The cliched justification for charging copays is to relieve doctors’ offices of the burden of patients showing up at the first sign of a sniffle. (Never mind that we observe no such behavior among the wealthy, for whom copays are no barrier.) But we do know that even meager copays make people seek less care, and that the poor suffer worse health outcomes as a result.

“I spent my entire career taking care of low-income people, and trust me — a copayment will keep people away from a doctor. I’ve seen it again and again in my practice,” Dr. Steffie Woolhandler, the co-founder of PNHP, told me over the phone. “It’s a huge amount of money for a low-income person.”

While several countries with universal health care systems do charge copayments at the point of use, they don’t tolerate the amount of poverty that we do in the United States. No other wealthy country does. In a grotesquely unequal society, a copayment doesn’t create “better consumers” of care — it helps us scrimp by shoving the most powerless out of the system.

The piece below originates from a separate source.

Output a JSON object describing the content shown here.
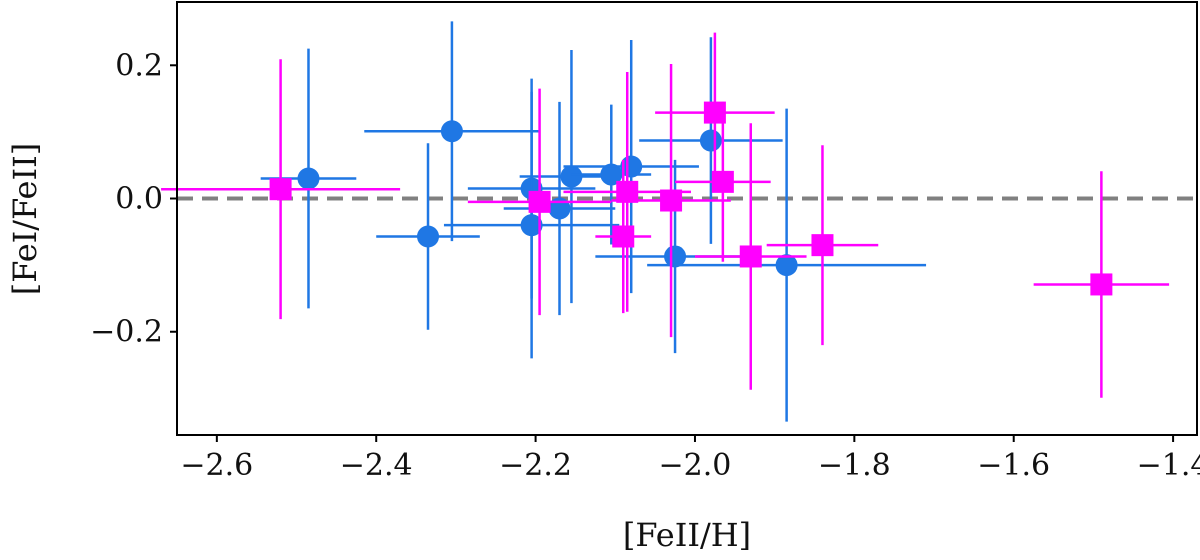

Once state Medicaid programs began charging copays in the 1970s, the new fees were associated with patients dropping out of health care plans. In some cases, there was a demonstrable impact on health: in 1975, California’s MediCal program reduced doctors’ visits with copays, only to have those savings offset by higher hospitalization rates.

Meanwhile, cost-sharing arrangements have continued in the private insurance market, shifting responsibility for systemic dysfunction onto individuals — as if soaring health care costs are caused by patients unnecessarily demanding CAT scans and blood tests like a spiteful customer at the Old Country Buffet piling their plate high in an effort to make the restaurant take a loss.

The burden of high-deductibles and copays continues to spawn new profit centers for the industry that imposed them: private Medigap insurance offsets costs not covered by Medicare, and Health Savings Accounts siphon off the public tax base to help holders save cash to cover costs like high deductibles. Insurance regulations, like those introduced by the Affordable Care Act, have left companies once again searching for savings through cost-sharing: in 2016, over 39 percent of Americans from ages eighteen to sixty-four held high-deductible health plans, up from 26 percent in 2011. In the past decade, cost-sharing payments have risen at more than twice the rate of wages.

The persistence of cost-sharing isn’t prudent health policy; it’s an indictment of a system whose basic functionality depends on making it as difficult as possible for us to participate in. No matter how many people in #StillWithHer shirts beseech legislators to “improve the Affordable Care Act” rather than back “Medicare for All,” the for-profit framework that the ACA uses does little to challenge is fundamentally incapable of delivering universal care.

Over decades of bending over backwards to accommodate the internal contradictions of the private health insurance industry, few made the one point that really mattered: we never built an insurance system that strove to guarantee universal health care; we built one that strove to protect capitalists’ profits. We can build one based on addressing all people’s health care needs right now.

Medicare for All could create a universal health-care system designed to provide health care for everyone. The logic of the market has no place in such a system. Winning a truly universal system means zero deductibles and zero copays.